Providence occurs even in a pandemic. The anticipated event of this Broadway season was to have been the opening night of the New York premiere of the gender-revised version of “Company” on March 22, Stephen Sondheim’s actual birthday. The coronavirus foiled all that. Instead, weeks later, on April 27 — exactly 50 years and one day after the Broadway premiere of the original “Company” — Broadway’s greatest talents, under the producing hand of host Raul Esparza, celebrated the master’s birthday in a live-streamed tribute performance.
The show was as much a testimonial to the enduring power of Sondheim’s work as it was an affirmation of musical theater as part of life as we have known it. Indeed, the title of the show, “Take Me to the World” from Sondheim’s early “Evening Primrose” — a haunting plea for normalcy from a young woman who has been sheltered inside for 13 years — couldn’t be any more metaphorically apt.
After a rocky start (technical difficulties in uploading the live program to platforms Broadway.com and YouTube), the two-hours-and-twenty-minutes-long tribute began fittingly with composer Steven Schwartz on piano with the magisterial prologue from “Follies” followed by the upbeat, brass-laden overture from “Merrily We Roll Along” (with 21 musicians in the Brady-Bunched matrix we now know all too well from Zoom).
The 31 songs that followed, mostly prerecorded by performers from their homes and most with piano or keyboard accompaniment, were skillfully curated into a whole that reflected the temper of the times.
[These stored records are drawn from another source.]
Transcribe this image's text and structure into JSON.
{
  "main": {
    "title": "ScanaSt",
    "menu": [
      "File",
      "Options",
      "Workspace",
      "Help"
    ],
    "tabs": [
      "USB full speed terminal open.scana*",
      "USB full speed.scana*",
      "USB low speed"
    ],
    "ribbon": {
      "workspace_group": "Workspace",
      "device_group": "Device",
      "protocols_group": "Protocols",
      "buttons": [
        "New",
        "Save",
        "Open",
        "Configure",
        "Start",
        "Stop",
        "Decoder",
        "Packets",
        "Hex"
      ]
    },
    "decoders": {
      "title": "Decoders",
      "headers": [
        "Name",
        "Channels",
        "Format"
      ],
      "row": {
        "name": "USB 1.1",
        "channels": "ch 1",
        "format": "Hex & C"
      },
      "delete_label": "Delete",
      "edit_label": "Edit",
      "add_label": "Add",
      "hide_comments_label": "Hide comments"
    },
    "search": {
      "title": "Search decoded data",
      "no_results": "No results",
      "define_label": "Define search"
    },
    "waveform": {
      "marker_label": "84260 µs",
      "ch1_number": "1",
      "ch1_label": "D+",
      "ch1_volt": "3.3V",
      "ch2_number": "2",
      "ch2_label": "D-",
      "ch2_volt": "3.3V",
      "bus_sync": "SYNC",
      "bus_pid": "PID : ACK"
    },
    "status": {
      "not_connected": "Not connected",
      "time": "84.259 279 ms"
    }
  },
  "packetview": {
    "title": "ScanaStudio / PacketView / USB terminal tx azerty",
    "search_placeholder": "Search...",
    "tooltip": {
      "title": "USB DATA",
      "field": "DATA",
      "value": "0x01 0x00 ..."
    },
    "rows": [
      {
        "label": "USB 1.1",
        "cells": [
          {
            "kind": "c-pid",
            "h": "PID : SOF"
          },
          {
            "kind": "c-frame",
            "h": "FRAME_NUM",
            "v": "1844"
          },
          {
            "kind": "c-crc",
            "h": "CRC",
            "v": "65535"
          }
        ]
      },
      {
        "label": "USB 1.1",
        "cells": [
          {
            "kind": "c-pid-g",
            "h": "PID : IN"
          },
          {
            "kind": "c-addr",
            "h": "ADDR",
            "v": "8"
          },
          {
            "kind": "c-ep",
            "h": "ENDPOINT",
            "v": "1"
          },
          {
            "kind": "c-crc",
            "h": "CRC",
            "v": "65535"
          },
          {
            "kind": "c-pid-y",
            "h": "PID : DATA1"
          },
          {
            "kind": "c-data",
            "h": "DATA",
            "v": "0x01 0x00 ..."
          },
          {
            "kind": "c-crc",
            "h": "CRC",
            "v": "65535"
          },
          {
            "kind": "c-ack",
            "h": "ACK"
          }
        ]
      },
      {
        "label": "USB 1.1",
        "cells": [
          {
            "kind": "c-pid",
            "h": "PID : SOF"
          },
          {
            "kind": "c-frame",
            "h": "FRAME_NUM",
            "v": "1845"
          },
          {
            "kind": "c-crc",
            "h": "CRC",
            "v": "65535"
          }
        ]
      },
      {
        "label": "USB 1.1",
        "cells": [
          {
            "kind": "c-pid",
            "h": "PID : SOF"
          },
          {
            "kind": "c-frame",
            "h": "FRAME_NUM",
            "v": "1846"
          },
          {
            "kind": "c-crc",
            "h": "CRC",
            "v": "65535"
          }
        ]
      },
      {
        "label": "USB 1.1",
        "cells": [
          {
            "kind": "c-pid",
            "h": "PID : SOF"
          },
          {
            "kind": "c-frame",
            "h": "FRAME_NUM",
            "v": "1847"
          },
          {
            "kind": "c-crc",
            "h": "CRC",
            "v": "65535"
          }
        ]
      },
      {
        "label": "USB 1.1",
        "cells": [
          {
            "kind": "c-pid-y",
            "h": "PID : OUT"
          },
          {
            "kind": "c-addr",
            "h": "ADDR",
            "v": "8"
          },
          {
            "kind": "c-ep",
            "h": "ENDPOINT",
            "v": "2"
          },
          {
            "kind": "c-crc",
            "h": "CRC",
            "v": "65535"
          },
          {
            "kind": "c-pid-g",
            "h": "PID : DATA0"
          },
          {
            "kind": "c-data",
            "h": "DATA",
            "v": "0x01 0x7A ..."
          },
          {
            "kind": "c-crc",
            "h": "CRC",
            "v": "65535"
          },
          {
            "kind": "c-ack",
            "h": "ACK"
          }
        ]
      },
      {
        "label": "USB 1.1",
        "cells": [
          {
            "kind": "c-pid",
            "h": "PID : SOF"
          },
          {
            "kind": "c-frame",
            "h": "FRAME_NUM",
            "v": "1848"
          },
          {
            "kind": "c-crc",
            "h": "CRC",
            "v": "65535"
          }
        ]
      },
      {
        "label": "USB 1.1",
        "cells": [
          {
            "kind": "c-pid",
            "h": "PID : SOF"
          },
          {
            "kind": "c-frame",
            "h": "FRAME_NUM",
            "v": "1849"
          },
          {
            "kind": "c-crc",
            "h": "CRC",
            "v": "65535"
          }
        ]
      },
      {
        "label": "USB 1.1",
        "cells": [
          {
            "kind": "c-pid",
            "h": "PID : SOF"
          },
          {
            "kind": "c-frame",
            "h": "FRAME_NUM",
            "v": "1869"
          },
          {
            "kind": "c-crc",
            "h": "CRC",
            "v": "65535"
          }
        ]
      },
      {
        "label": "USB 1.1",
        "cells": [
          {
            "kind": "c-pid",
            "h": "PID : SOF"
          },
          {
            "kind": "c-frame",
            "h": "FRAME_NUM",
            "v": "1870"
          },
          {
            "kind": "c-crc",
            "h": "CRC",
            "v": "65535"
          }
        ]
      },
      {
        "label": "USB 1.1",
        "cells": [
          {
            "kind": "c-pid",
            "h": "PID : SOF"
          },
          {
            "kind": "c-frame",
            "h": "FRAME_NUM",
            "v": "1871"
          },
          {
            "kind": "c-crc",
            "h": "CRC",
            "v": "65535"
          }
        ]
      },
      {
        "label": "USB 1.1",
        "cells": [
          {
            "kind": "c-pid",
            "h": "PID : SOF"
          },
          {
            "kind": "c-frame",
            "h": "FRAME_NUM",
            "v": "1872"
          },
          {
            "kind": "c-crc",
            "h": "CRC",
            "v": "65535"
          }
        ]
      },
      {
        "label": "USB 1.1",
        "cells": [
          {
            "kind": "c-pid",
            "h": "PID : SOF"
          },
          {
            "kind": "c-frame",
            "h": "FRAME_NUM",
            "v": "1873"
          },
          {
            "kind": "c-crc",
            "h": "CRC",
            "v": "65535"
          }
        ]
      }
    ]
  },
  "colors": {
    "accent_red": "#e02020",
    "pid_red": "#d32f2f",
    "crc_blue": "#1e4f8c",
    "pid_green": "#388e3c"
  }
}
And the collective performances may well make this concert (we should really call it that), if not the best, then certainly among the best Sondheim reviews — and over the decades, there have been many.
There’s nothing like being at the theater, seeing performances like this life, but — whether out of our emotional need or the necessity of the crisis — as Sondheim writes in “With So Little to Be Sure Of”: “We had a moment, a wonderful moment.”
The Sondheim tribute should still be available On Broadway.com and YouTube. Stay past the credits: Dozens of members of the Broadway community, on multiples of screens, from multiples of locations, separated by the times come together in unison for “I’m Still Here.” Sondheim’s legacy endures, as does the musical theater his work forever informs.